Upon her return from Europe, my mother moved to Denver, Colorado, to begin her teaching career in the Denver City School System. Living in Denver was a very exciting time in her life. She was living the high life, teaching, living with friends in a high-rise condominium, and taking advantage of all the things a big city can offer.
A chance encounter with a young man who had hitchhiked across the county would change my mother's life forever. Don W. Jones and Russ Rainey hitchhiked from Rolla, Missouri, to Denver, Colorado, in the dead of winter to see Russ' girlfriend, Fran. Fran was my mother's roommate, and the two women soon found themselves being wined and dined and shown the town. At the end of the date, my mother had to sell my father's clothes to pay the tab.
Now you would think going on a blind date with a lanky kid from Rolla who wore jeans and was so broke he had to hitchhike and sell his clothes to buy dinner would deter any type of long-term romance. Ironically, this chance encounter lasted 55 years.

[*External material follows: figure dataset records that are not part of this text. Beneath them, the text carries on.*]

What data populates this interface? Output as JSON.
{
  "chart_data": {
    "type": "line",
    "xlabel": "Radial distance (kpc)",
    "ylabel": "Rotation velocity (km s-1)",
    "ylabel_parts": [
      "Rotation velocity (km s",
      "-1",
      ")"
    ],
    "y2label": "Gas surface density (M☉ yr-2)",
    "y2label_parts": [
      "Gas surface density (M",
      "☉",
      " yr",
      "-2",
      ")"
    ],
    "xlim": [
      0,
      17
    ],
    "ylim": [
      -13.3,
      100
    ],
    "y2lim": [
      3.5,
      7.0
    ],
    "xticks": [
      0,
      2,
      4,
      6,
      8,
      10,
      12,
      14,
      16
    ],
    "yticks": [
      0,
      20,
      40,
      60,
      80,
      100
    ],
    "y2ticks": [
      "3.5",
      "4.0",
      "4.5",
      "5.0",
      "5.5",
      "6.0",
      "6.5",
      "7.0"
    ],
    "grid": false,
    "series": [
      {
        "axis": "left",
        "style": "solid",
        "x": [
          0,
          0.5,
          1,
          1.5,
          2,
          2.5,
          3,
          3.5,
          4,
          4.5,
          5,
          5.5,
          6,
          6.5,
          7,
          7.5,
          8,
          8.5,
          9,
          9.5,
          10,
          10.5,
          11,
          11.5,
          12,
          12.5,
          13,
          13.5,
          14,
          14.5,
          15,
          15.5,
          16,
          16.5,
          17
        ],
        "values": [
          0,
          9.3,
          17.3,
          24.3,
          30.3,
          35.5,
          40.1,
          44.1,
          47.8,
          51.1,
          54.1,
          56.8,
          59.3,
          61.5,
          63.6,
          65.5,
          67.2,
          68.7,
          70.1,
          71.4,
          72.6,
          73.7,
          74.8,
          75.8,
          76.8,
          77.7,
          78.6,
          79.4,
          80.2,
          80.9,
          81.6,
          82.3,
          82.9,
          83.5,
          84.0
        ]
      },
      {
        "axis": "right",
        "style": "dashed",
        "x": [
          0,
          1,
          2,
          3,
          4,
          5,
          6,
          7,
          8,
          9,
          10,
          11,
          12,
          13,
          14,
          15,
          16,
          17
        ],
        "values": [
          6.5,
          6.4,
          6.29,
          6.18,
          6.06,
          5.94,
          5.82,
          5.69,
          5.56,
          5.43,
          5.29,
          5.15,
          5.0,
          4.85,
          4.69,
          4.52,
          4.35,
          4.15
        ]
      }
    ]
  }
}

My mother and father were married in Bethany on September 5, 1964. The day of the wedding brought epic rains to such extent that the church flooded, prompting my grandmother to exclaim "even God is against this wedding." Other family members, however, were more optimistic, as the wagers were placed that the marriage would last no more than six weeks. As a honeymoon, "Fat Boy and Sweetums" drove to their new home and new jobs in Huntsville, Alabama.
It is in Huntsville that my mother continued her teaching career at Lee High School, where she would begin to make even more friends that would last her entire life. As a newly married couple, my parents entertained a lot and began to build a network of friends who, as they read this column, will surely reminisce of the good times they had when they were all "just starting out."
On November 1, 1967, my mother embarked on her most challenging and (hopefully) rewarding endeavor that weighed 10 pounds and was 24 inches long. I am an only child, so I guess she got it right the first time. My mother spent the rest of her life making sure I was prepared for life's ups and downs. My mother was a feminist, and as her only male child, she was determined to teach me how to properly treat other people. I can cook, wash clothes, sew on a button, and I like to buy clothes for Kandye because of my mother. I am an Eagle Scout, a college graduate, a law school graduate and the District Attorney because of my mother. I know "i before e except after c," and I know I have used entirely too many commas and run-on sentences in this column. I know it is not proper to go barefoot in Parisians and not to throw rocks at Jean Wessel's car. All because of my mother.
My mother was a force of nature. Anyone who knew her can tell you. She loved her family with sheer ferocity. She loved her friends and cherished the memories as each friendship threaded its way through her life. She enjoyed a good party, a properly made margarita and the occasional Kool menthol.
Despite being ill in the end, my mother lived a very full life. I am very thankful my dad was there to take care of her until the end. I am very thankful for her many friends. I am very thankful one of her last "good" days was spent with Kandye and Christopher. Most importantly, I am very thankful despite my hard head, I got her message. My mother's eternal legacy will be the recording in my head that I repeat almost daily to my children, and in time, they to their children. It is almost impossible to summarize a person's life in a single column. That's where every person who reads this or hears my voice is going to help me spread her legacy. Tell the funny stories. Tell the not so funny stories because life is full of both. Cherish my mother's memory. Hug your mother and father and tell them you love them. Hug your spouse, your children and your grandchildren and tell them you love them, too. Life goes by pretty fast.
I love you, Mom.

-Submitted by Limestone County District Attorney Brian C.T. Jones.